Die Konferenz der Verbraucherschutzminister (VSMK) betont darin auch, dass der etwa in der Datenschutz-Grundverordnung (DSGVO) verankerte Grundsatz der Datensparsamkeit bei Gesetzesvorhaben auf europäischer wie nationaler Ebene berücksichtigt werden sollte, "um einen Beitrag zum nachhaltigen Umgang mit Energieressourcen zu gewährleisten". Sprich: Weniger Datenverkehr etwa durch Verzicht auf Streaming-Dienste müsse als Mittel zum Klimaschutz stärker in den Vordergrund gerückt werden.

Ferner weist das Gremium darauf hin, dass auch der Betrieb digitaler Infrastrukturen sowie insbesondere die Produktion der entsprechenden Geräte nachhaltiger gestaltet werden sollte. Dabei haben sie klimaschädliche Rebound-Effekte im Blick: Durch die ständige Weiterentwicklung in der digitalen Welt würden Dienste, Gadgets und Anwendungen geschaffen, "die einen enormen Ressourcenverbrauch in Hinblick auf Rohstoffe und Energie auch in der Peripherie auslösen". Ebenso sollte die Nachhaltigkeit der Lieferketten betrachtet werden.

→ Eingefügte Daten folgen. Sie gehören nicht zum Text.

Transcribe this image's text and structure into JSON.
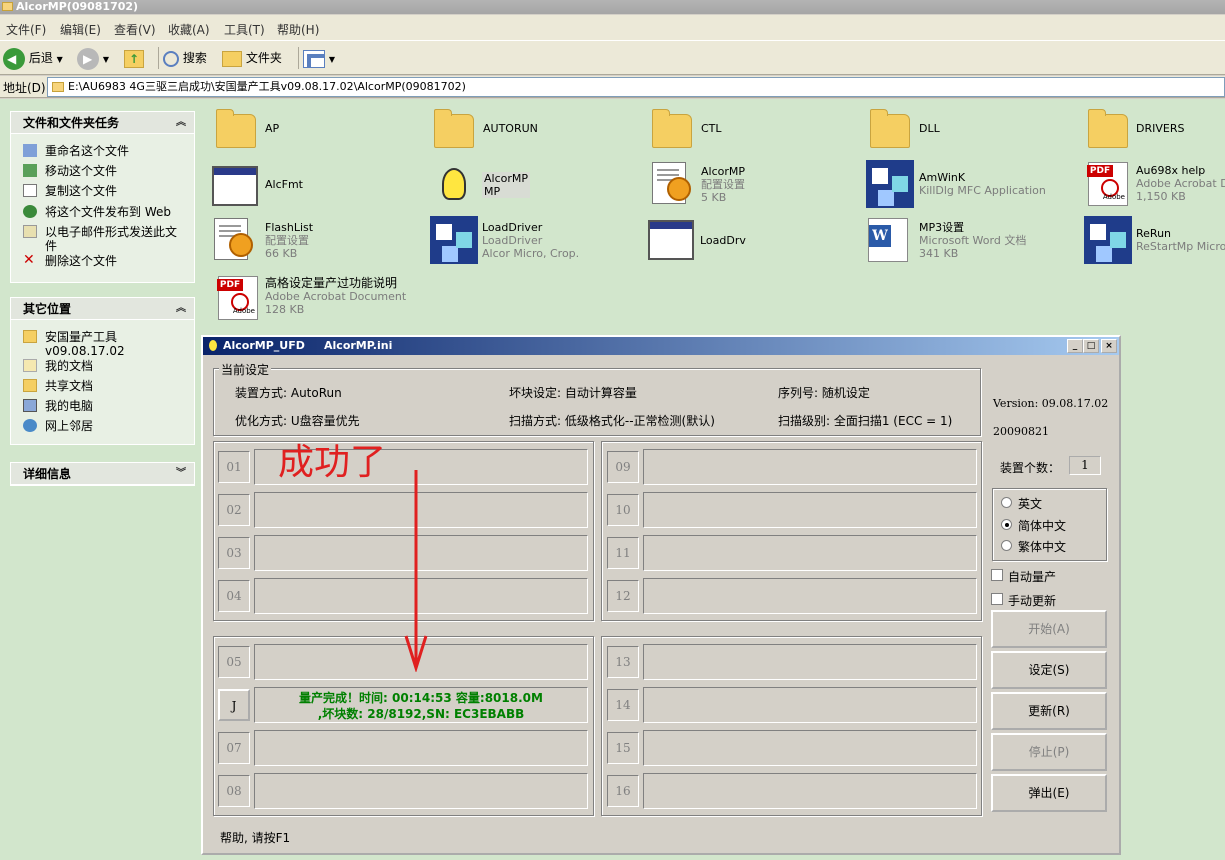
{
  "window": {
    "title": "AlcorMP(09081702)"
  },
  "menu": [
    "文件(F)",
    "编辑(E)",
    "查看(V)",
    "收藏(A)",
    "工具(T)",
    "帮助(H)"
  ],
  "toolbar": {
    "back": "后退",
    "search": "搜索",
    "folders": "文件夹"
  },
  "address": {
    "label": "地址(D)",
    "path": "E:\\AU6983 4G三驱三启成功\\安国量产工具v09.08.17.02\\AlcorMP(09081702)"
  },
  "tasks": {
    "header": "文件和文件夹任务",
    "items": [
      "重命名这个文件",
      "移动这个文件",
      "复制这个文件",
      "将这个文件发布到 Web",
      "以电子邮件形式发送此文件",
      "删除这个文件"
    ]
  },
  "places": {
    "header": "其它位置",
    "items": [
      "安国量产工具 v09.08.17.02",
      "我的文档",
      "共享文档",
      "我的电脑",
      "网上邻居"
    ]
  },
  "details": {
    "header": "详细信息"
  },
  "files": [
    {
      "name": "AP",
      "icon": "folder-icon"
    },
    {
      "name": "AUTORUN",
      "icon": "folder-icon"
    },
    {
      "name": "CTL",
      "icon": "folder-icon"
    },
    {
      "name": "DLL",
      "icon": "folder-icon"
    },
    {
      "name": "DRIVERS",
      "icon": "folder-icon"
    },
    {
      "name": "AlcFmt",
      "icon": "application-icon"
    },
    {
      "name": "AlcorMP",
      "sub1": "MP",
      "icon": "lightbulb-icon"
    },
    {
      "name": "AlcorMP",
      "sub1": "配置设置",
      "sub2": "5 KB",
      "icon": "config-icon"
    },
    {
      "name": "AmWinK",
      "sub1": "KillDlg MFC Application",
      "icon": "cube-app-icon"
    },
    {
      "name": "Au698x help",
      "sub1": "Adobe Acrobat Doc",
      "sub2": "1,150 KB",
      "icon": "pdf-icon"
    },
    {
      "name": "FlashList",
      "sub1": "配置设置",
      "sub2": "66 KB",
      "icon": "config-icon"
    },
    {
      "name": "LoadDriver",
      "sub1": "LoadDriver",
      "sub2": "Alcor Micro, Crop.",
      "icon": "cube-app-icon"
    },
    {
      "name": "LoadDrv",
      "icon": "application-icon"
    },
    {
      "name": "MP3设置",
      "sub1": "Microsoft Word 文档",
      "sub2": "341 KB",
      "icon": "word-icon"
    },
    {
      "name": "ReRun",
      "sub1": "ReStartMp Microsc",
      "icon": "cube-app-icon"
    },
    {
      "name": "高格设定量产过功能说明",
      "sub1": "Adobe Acrobat Document",
      "sub2": "128 KB",
      "icon": "pdf-icon"
    }
  ],
  "dialog": {
    "title": "AlcorMP_UFD     AlcorMP.ini",
    "group_title": "当前设定",
    "settings": {
      "device_mode": "装置方式: AutoRun",
      "bad_block": "坏块设定: 自动计算容量",
      "serial": "序列号: 随机设定",
      "optimize": "优化方式: U盘容量优先",
      "scan_mode": "扫描方式: 低级格式化--正常检测(默认)",
      "scan_level": "扫描级别: 全面扫描1 (ECC = 1)"
    },
    "version": "Version: 09.08.17.02",
    "date": "20090821",
    "device_count_label": "装置个数：",
    "device_count": "1",
    "languages": [
      {
        "label": "英文",
        "selected": false
      },
      {
        "label": "简体中文",
        "selected": true
      },
      {
        "label": "繁体中文",
        "selected": false
      }
    ],
    "checkboxes": [
      "自动量产",
      "手动更新"
    ],
    "buttons": [
      {
        "label": "开始(A)",
        "enabled": false
      },
      {
        "label": "设定(S)",
        "enabled": true
      },
      {
        "label": "更新(R)",
        "enabled": true
      },
      {
        "label": "停止(P)",
        "enabled": false
      },
      {
        "label": "弹出(E)",
        "enabled": true
      }
    ],
    "slots": [
      "01",
      "02",
      "03",
      "04",
      "05",
      "J",
      "07",
      "08",
      "09",
      "10",
      "11",
      "12",
      "13",
      "14",
      "15",
      "16"
    ],
    "slot06_message_line1": "量产完成！时间: 00:14:53 容量:8018.0M",
    "slot06_message_line2": ",坏块数: 28/8192,SN: EC3EBABB",
    "status": "帮助, 请按F1"
  },
  "annotation": "成功了",
  "colors": {
    "annotation": "#e02020",
    "success_text": "#008000",
    "titlebar": "#0a246a",
    "content_bg": "#d2e6cc"
  }
}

Die Minister bitten den Bund, die Reparierbarkeit und längere Nutzbarkeit der entsprechenden Geräte sowie die Erhöhung der Energieeffizienz der Produktions- und Nutzungsketten durch gezielte Maßnahmen zu stärken. Sie heben hervor, "dass auch die Softwareprodukte nachhaltig und auf Energiesparsamkeit sowie Langlebigkeit ausgelegt sein sollten". Den Verbrauchern müssten daher langfristig Programm-Updates für ihre Geräte wie Smartphones zur Verfügung gestellt werden.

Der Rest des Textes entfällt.